After fracking has occurred, the quality and quantity of fracture flowback water must be monitored until one-and-a-half times (150 per cent) the amount
of the fluid used in the hydraulic fracture procedure has been removed from the well. This is to ensure that all the frac water that goes downhole
is recovered and reused or treated appropriately.
The Environmental Protection Act 1994 lists
general obligations and duties to prevent environmental harm, nuisances and contamination. The two primary duties that apply to everyone in Queensland
- General environmental duty – a person must not carry out any activity that causes or is likely to cause environmental harm, unless measures to prevent
or minimise the harm have been taken; and
- Duty to notify of environmental harm – to inform the administering authority and landowner or occupier when an incident has occurred that may have
caused or threatens serious or material environmental harm.
Workers' health and safety
Some chemicals used in fracking may be defined as 'hazardous', based on an internationally agreed system for classifying and labelling hazardous chemicals,
known as the globally harmonised system of classification and labelling of chemicals or GHS.
Workplace health and safety legislation in Queensland is administered by Workplace Health and Safety Queensland and uses the GHS classification system to identify hazardous chemicals.
The Intergovernmental Agreement for Regulatory and Operational Reform in Occupational Health and Safety is an agreement between the Commonwealth, State and Territory governments to harmonise occupational health and safety legislation across Australia.
Under this agreement, the Queensland Work Health and Safety Act 2011 (WHS Act) and the Work Health and Safety Regulation 2011 (WHR Regulation) provide a nationally consistent framework to protect workers against harm to their health, safety and welfare through the elimination
or minimisation of risks arising from work with hazardous chemicals.

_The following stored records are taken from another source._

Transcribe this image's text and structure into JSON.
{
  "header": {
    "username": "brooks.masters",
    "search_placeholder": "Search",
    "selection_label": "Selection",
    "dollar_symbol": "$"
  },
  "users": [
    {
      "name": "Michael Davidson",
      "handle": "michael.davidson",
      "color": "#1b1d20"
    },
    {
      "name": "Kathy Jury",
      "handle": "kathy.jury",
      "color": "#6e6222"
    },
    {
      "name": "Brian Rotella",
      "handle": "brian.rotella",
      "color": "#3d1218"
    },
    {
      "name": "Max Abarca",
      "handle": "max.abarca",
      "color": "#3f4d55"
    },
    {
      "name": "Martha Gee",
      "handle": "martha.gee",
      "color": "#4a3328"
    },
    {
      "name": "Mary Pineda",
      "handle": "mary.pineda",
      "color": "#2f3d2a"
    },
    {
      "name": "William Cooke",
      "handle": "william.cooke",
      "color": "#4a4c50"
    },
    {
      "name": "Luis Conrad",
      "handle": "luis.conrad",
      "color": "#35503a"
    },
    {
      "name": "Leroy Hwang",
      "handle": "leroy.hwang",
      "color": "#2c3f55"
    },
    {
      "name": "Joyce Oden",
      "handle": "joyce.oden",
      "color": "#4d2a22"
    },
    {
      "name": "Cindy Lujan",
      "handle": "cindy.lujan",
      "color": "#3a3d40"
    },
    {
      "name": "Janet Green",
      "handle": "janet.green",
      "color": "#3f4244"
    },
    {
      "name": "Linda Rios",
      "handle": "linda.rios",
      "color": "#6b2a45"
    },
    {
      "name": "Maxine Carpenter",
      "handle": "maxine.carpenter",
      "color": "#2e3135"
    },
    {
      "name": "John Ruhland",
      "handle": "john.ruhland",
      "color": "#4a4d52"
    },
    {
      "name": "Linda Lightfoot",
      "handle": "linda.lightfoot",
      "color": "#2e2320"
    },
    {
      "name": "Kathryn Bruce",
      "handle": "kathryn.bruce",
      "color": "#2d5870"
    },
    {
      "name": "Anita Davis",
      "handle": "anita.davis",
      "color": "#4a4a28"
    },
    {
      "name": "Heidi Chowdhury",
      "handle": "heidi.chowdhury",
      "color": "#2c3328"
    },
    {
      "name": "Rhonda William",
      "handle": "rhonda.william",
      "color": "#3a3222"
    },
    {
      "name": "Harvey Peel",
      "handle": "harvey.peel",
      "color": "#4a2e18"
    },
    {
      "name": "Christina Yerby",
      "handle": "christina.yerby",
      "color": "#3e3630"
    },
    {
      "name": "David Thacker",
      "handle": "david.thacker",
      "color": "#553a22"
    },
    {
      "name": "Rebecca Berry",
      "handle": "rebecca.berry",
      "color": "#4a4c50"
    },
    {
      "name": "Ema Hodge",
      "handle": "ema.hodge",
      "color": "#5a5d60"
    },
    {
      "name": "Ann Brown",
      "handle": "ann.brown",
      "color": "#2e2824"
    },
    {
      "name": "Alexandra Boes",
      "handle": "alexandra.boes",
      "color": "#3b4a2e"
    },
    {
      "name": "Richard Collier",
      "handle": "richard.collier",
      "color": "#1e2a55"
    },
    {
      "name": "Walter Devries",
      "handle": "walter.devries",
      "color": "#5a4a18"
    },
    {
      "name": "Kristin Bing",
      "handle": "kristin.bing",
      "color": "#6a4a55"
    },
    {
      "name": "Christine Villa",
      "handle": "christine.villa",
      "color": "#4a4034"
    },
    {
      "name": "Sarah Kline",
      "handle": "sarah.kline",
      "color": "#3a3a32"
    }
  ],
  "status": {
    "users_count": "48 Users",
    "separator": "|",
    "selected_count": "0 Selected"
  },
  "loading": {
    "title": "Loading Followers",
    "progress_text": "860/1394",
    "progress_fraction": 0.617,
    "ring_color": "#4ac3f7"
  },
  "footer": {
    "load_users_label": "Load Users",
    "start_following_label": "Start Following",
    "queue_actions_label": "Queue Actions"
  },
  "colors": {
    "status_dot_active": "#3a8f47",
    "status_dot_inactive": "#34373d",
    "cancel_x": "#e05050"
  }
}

The WHS Act puts the duty on employers to do everything reasonably practical to
keep workers and the general public safe, including adequately managing the risk of chemical spills and exposure.
The following codes of practice, enabled under section 274 of the WHS Act, are model codes of practice developed by Safe Work Australia and adopted by the Queensland Government.
'Dangerous goods' is a term used to classify chemicals which might present an immediate hazard to people, property or the environment and is defined in
the Australian Code for the Transport of Dangerous Goods by Road and Rail (known as the Australian Dangerous Goods Code). This Code regulates the transport of dangerous goods in Queensland.
The Transport Operations (Road Use Management) Act 1995 and the Transport Operations (Road Use Management) – Dangerous Goods Regulation 2008,
administered by the Department of Transport and Main Roads (DTMR), govern the transport of
dangerous goods by road in Queensland. This includes the requirement for all vehicles transporting dangerous goods to have a dangerous goods vehicle
licence and for all drivers transporting dangerous goods to have a dangerous goods drivers licence.
The Transport Infrastructure Act 1994 and the Transport Infrastructure (Dangerous Goods by Rail) Regulation 2008,
also administered by DTMR, govern the transport of dangerous goods by rail in Queensland.